Looking at the past six decades, the researchers found that between 1949 and 1990 nitrogen fertilizer increased the rates of crop production and the storage of soil carbon; however, from 1990 onward, they found that the rate of soil carbon storage stopped and the rate of crop production slowed.

In the 1990s, nitrogen fertilizer was contributing to 53 percent of the crop production but since then has contributed to 49 percent, even though more of it was being used, suggesting it had become less effective.

Nitrogen fertilizer can be beneficial to the climate, providing crops with essential nutrients so they can grow and create a larger natural carbon sink in soils, taking in excess carbon dioxide that is released into the atmosphere. When there is a balance between nitrous oxide release and carbon dioxide intake, the warming effects of nitrous oxide can be negated.
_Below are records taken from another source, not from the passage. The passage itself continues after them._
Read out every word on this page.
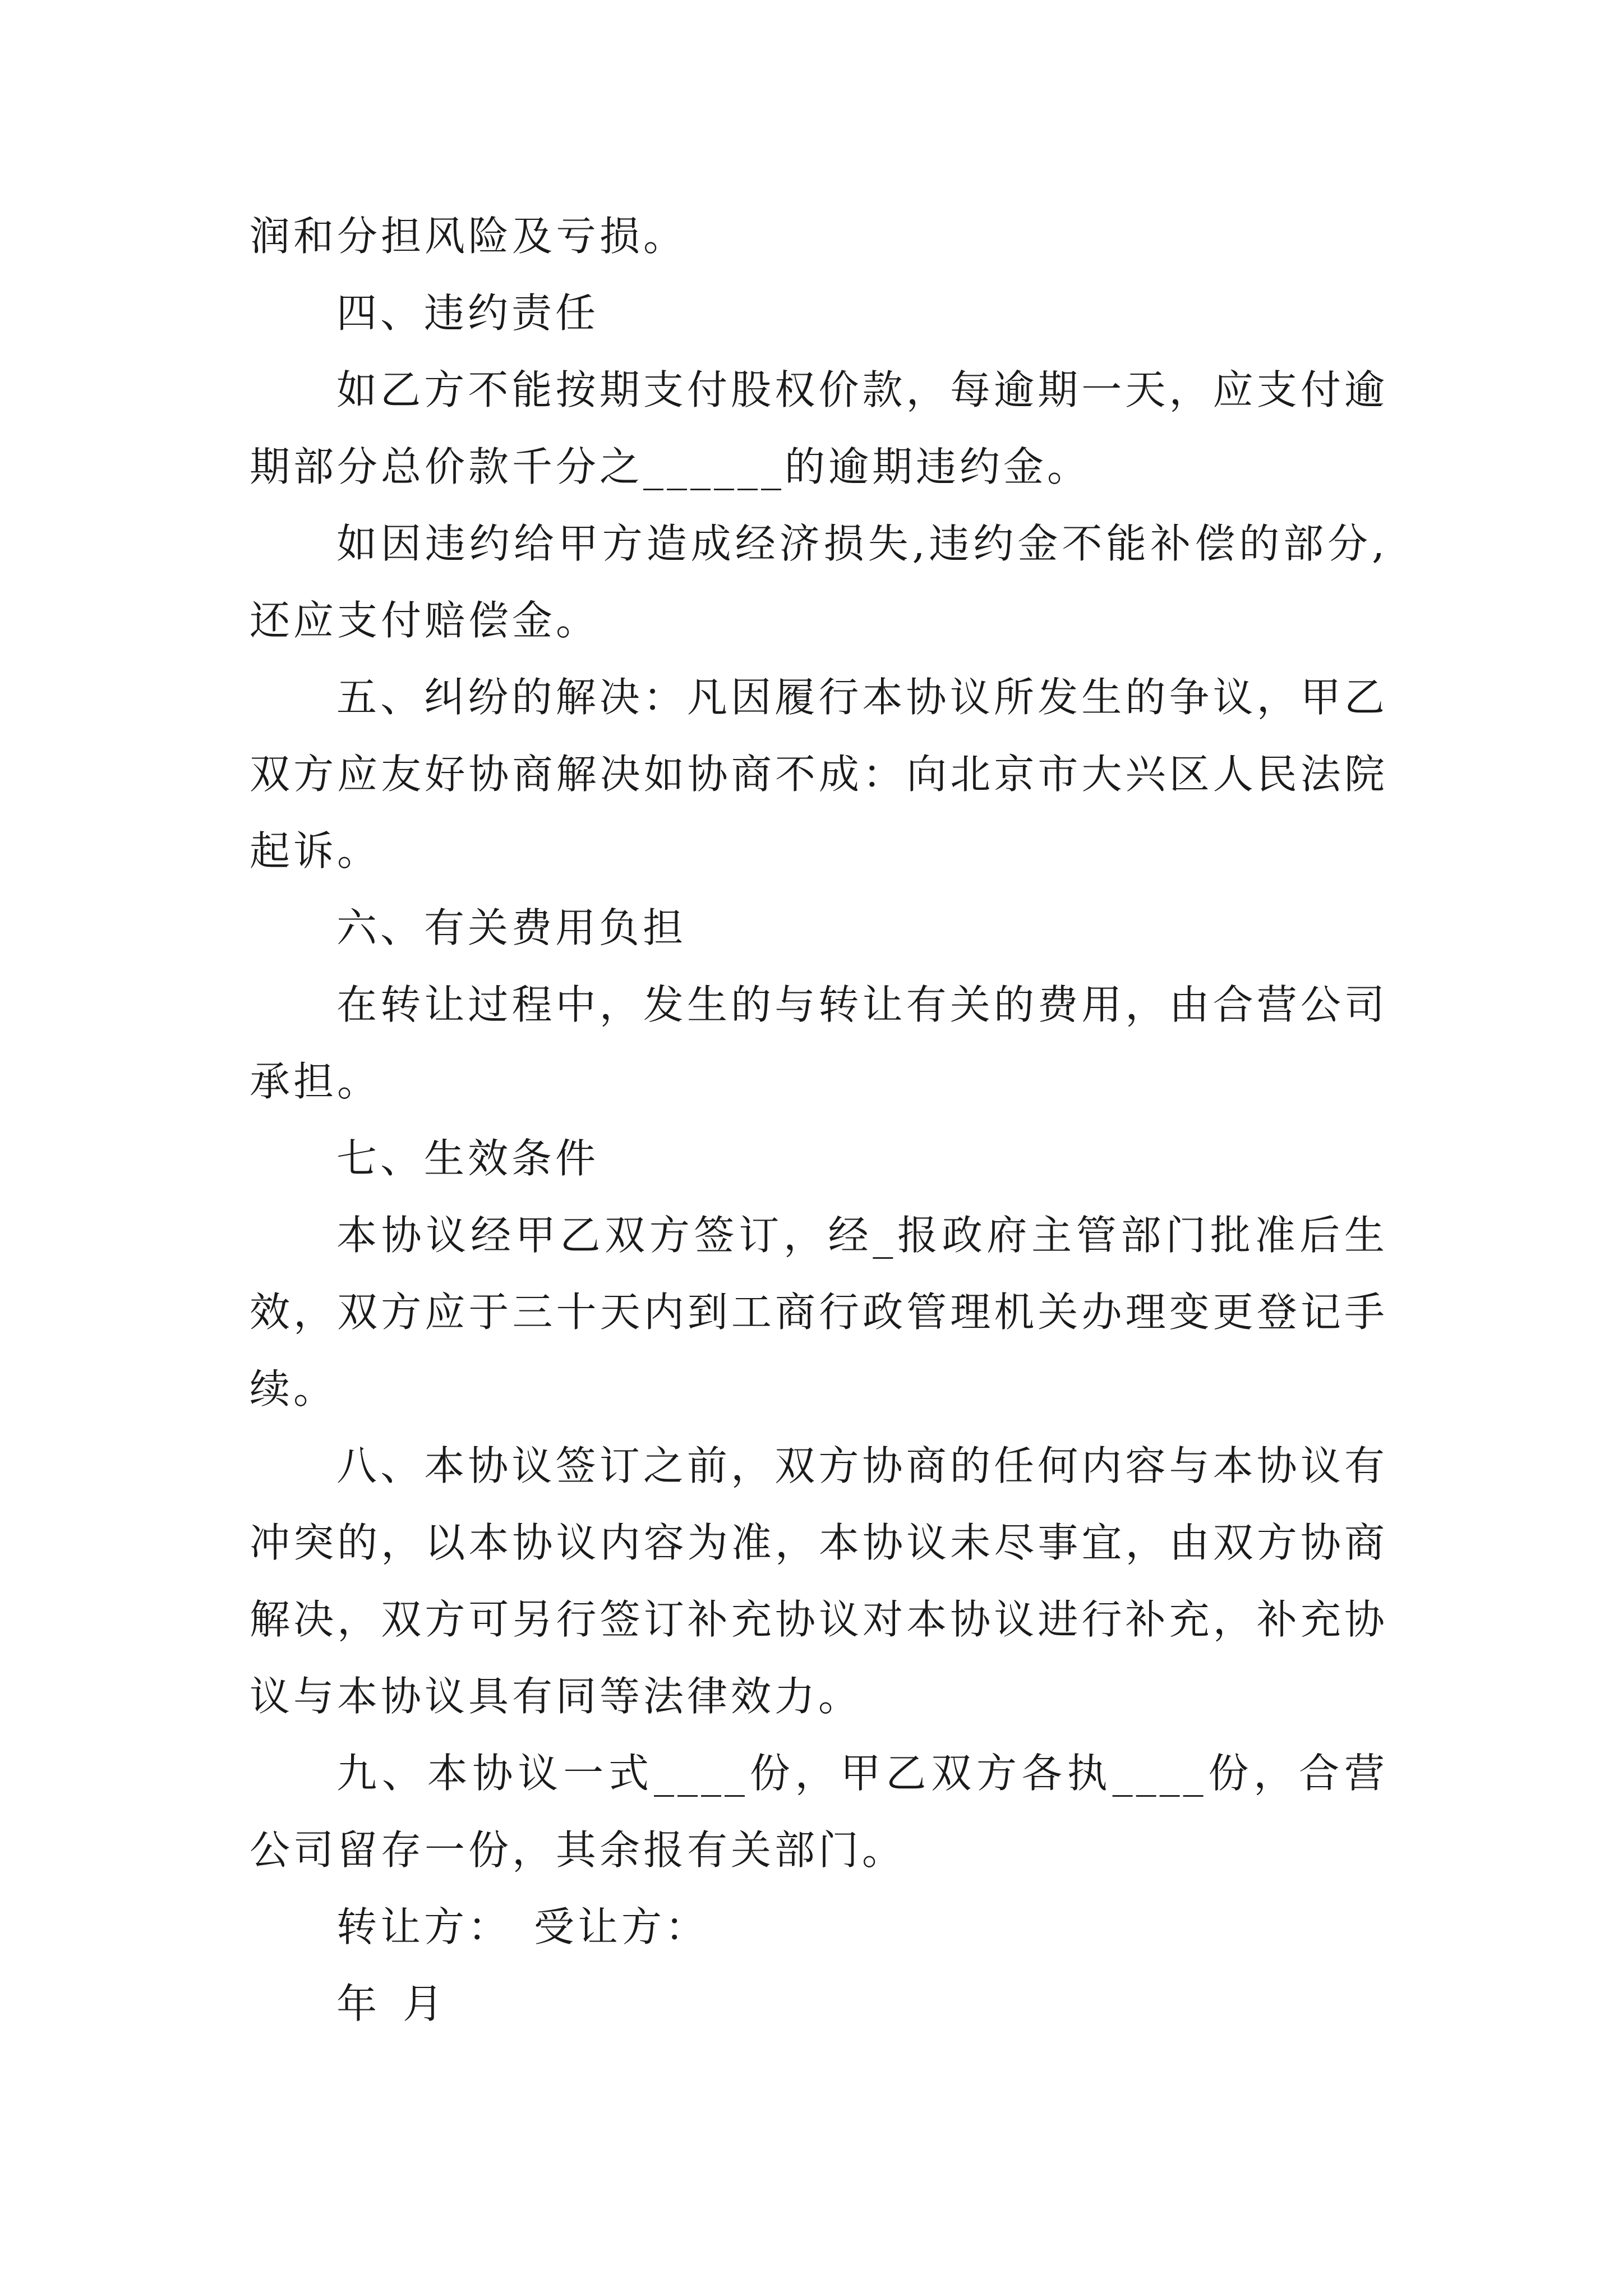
润和分担风险及亏损。

四、违约责任

如乙方不能按期支付股权价款，每逾期一天，应支付逾期部分总价款千分之______的逾期违约金。

如因违约给甲方造成经济损失,违约金不能补偿的部分,还应支付赔偿金。

五、纠纷的解决：凡因履行本协议所发生的争议，甲乙双方应友好协商解决如协商不成：向北京市大兴区人民法院起诉。

六、有关费用负担

在转让过程中，发生的与转让有关的费用，由合营公司承担。

七、生效条件

本协议经甲乙双方签订，经_报政府主管部门批准后生效，双方应于三十天内到工商行政管理机关办理变更登记手续。

八、本协议签订之前，双方协商的任何内容与本协议有冲突的，以本协议内容为准，本协议未尽事宜，由双方协商解决，双方可另行签订补充协议对本协议进行补充，补充协议与本协议具有同等法律效力。

九、本协议一式____份，甲乙双方各执____份，合营公司留存一份，其余报有关部门。

转让方： 受让方：

年 月
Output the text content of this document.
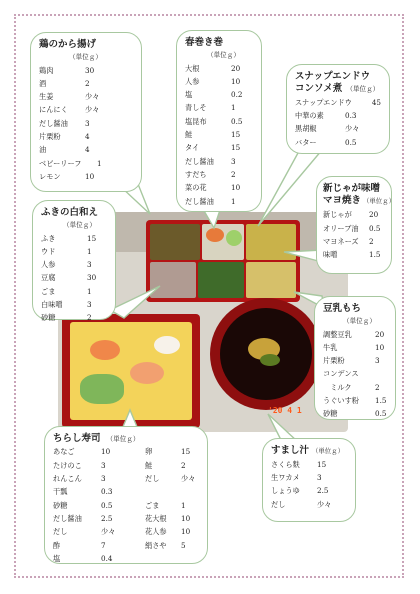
'20 4 1
鶏のから揚げ
（単位ｇ）
鶏肉	30
酒	2
生姜	少々
にんにく	少々
だし醤油	3
片栗粉	4
油	4
ベビーリーフ	1
レモン	10
春巻き巻
（単位ｇ）
大根	20
人参	10
塩	0.2
青しそ	1
塩昆布	0.5
鮭	15
タイ	15
だし醤油	3
すだち	2
菜の花	10
だし醤油	1
スナップエンドウ
コンソメ煮 （単位ｇ）
スナップエンドウ	45
中華の素	0.3
黒胡椒	少々
バター	0.5
新じゃが味噌
マヨ焼き （単位ｇ）
新じゃが	20
オリーブ油	0.5
マヨネーズ	2
味噌	1.5
ふきの白和え
（単位ｇ）
ふき	15
ウド	1
人参	3
豆腐	30
ごま	1
白味噌	3
砂糖	2
豆乳もち
（単位ｇ）
調整豆乳	20
牛乳	10
片栗粉	3
コンデンス
　ミルク	2
うぐいす粉	1.5
砂糖	0.5
ちらし寿司 （単位ｇ）
あなご	10	卵	15
たけのこ	3	鮭	2
れんこん	3	だし	少々
干瓢	0.3
砂糖	0.5	ごま	1
だし醤油	2.5	花大根	10
だし	少々	花人参	10
酢	7	絹さや	5
塩	0.4
すまし汁 （単位ｇ）
さくら麩	15
生ワカメ	3
しょうゆ	2.5
だし	少々
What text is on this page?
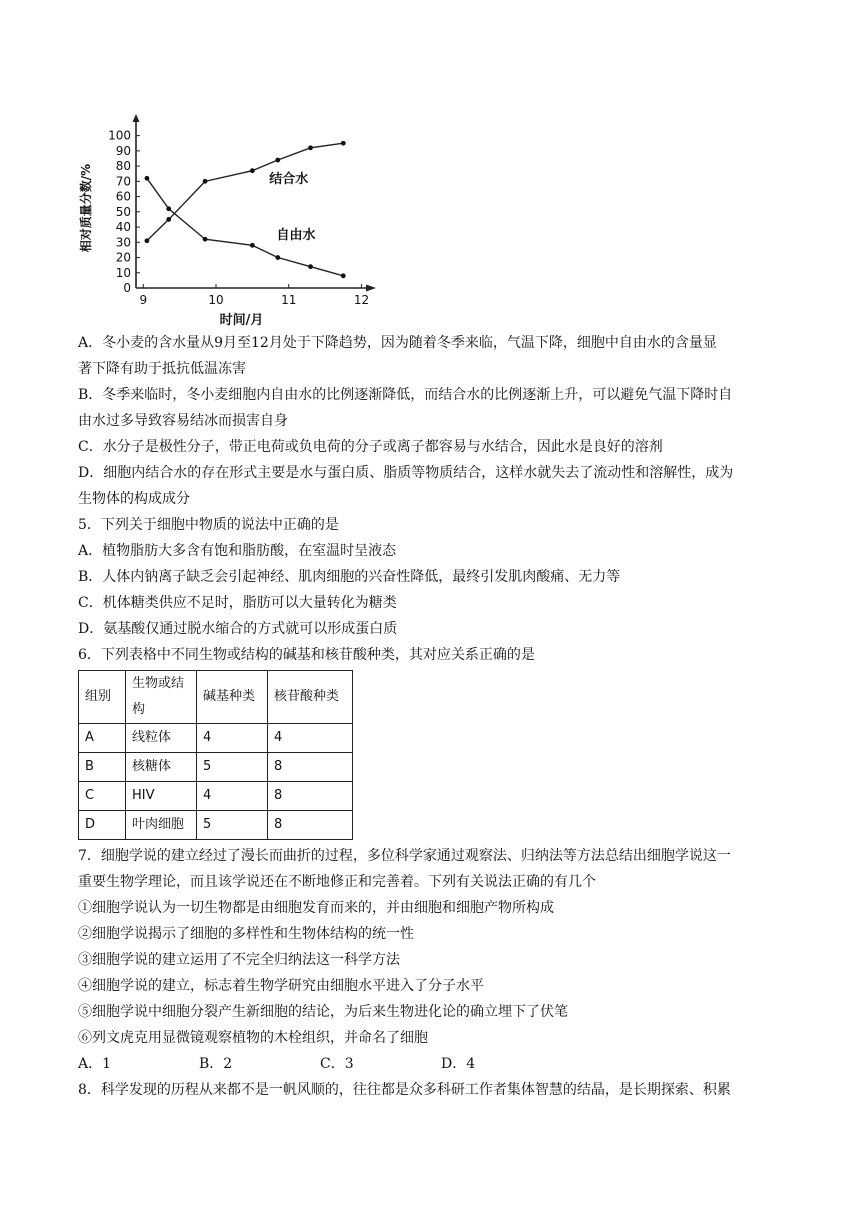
0
10
20
30
40
50
60
70
80
90
100
9	10	11	12
时间/月
相对质量分数/%	结合水
自由水
A．冬小麦的含水量从9月至12月处于下降趋势，因为随着冬季来临，气温下降，细胞中自由水的含量显
著下降有助于抵抗低温冻害
B．冬季来临时，冬小麦细胞内自由水的比例逐渐降低，而结合水的比例逐渐上升，可以避免气温下降时自
由水过多导致容易结冰而损害自身
C．水分子是极性分子，带正电荷或负电荷的分子或离子都容易与水结合，因此水是良好的溶剂
D．细胞内结合水的存在形式主要是水与蛋白质、脂质等物质结合，这样水就失去了流动性和溶解性，成为
生物体的构成成分
5．下列关于细胞中物质的说法中正确的是
A．植物脂肪大多含有饱和脂肪酸，在室温时呈液态
B．人体内钠离子缺乏会引起神经、肌肉细胞的兴奋性降低，最终引发肌肉酸痛、无力等
C．机体糖类供应不足时，脂肪可以大量转化为糖类
D．氨基酸仅通过脱水缩合的方式就可以形成蛋白质
6．下列表格中不同生物或结构的碱基和核苷酸种类，其对应关系正确的是
组别	生物或结构	碱基种类	核苷酸种类
A	线粒体	4	4
B	核糖体	5	8
C	HIV	4	8
D	叶肉细胞	5	8
7．细胞学说的建立经过了漫长而曲折的过程，多位科学家通过观察法、归纳法等方法总结出细胞学说这一
重要生物学理论，而且该学说还在不断地修正和完善着。下列有关说法正确的有几个
①细胞学说认为一切生物都是由细胞发育而来的，并由细胞和细胞产物所构成
②细胞学说揭示了细胞的多样性和生物体结构的统一性
③细胞学说的建立运用了不完全归纳法这一科学方法
④细胞学说的建立，标志着生物学研究由细胞水平进入了分子水平
⑤细胞学说中细胞分裂产生新细胞的结论，为后来生物进化论的确立埋下了伏笔
⑥列文虎克用显微镜观察植物的木栓组织，并命名了细胞
A．1	B．2	C．3	D．4
8．科学发现的历程从来都不是一帆风顺的，往往都是众多科研工作者集体智慧的结晶，是长期探索、积累
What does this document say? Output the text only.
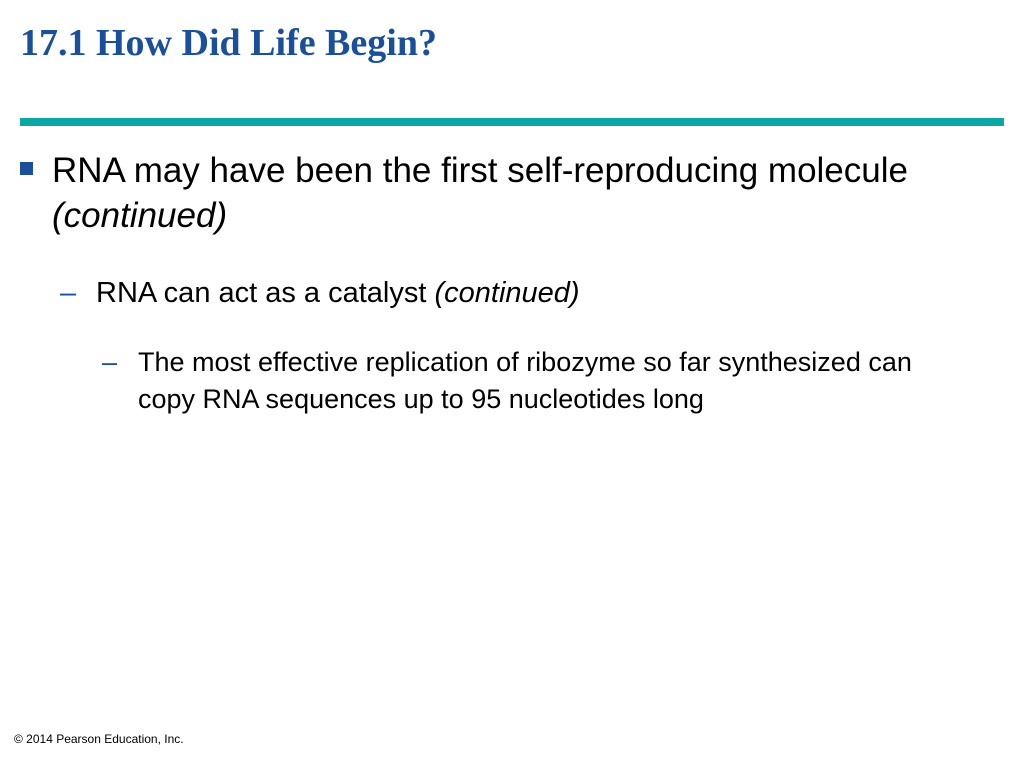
17.1 How Did Life Begin?
RNA may have been the first self-reproducing molecule (continued)
– RNA can act as a catalyst (continued)
– The most effective replication of ribozyme so far synthesized can copy RNA sequences up to 95 nucleotides long
© 2014 Pearson Education, Inc.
“Nitrogen fertilizers have become less efficient in recent years as the nitrogen input has surpassed nitrogen demands of plants and microbes. Excess nitrogen is not stimulating plant growth but leaving the system through leaching and nitrous gas emissions,” said Dr. Hanqin Tian, a co-author on the study.
Chinese farmers need to be educated on the economic and environmental costs of excessive nitrogen fertilizer use, says Tian.

“Effective management practices such as compound fertilizer use and optimized irrigation and tillage should be advanced to increase nitrogen use efficiency,” he advised.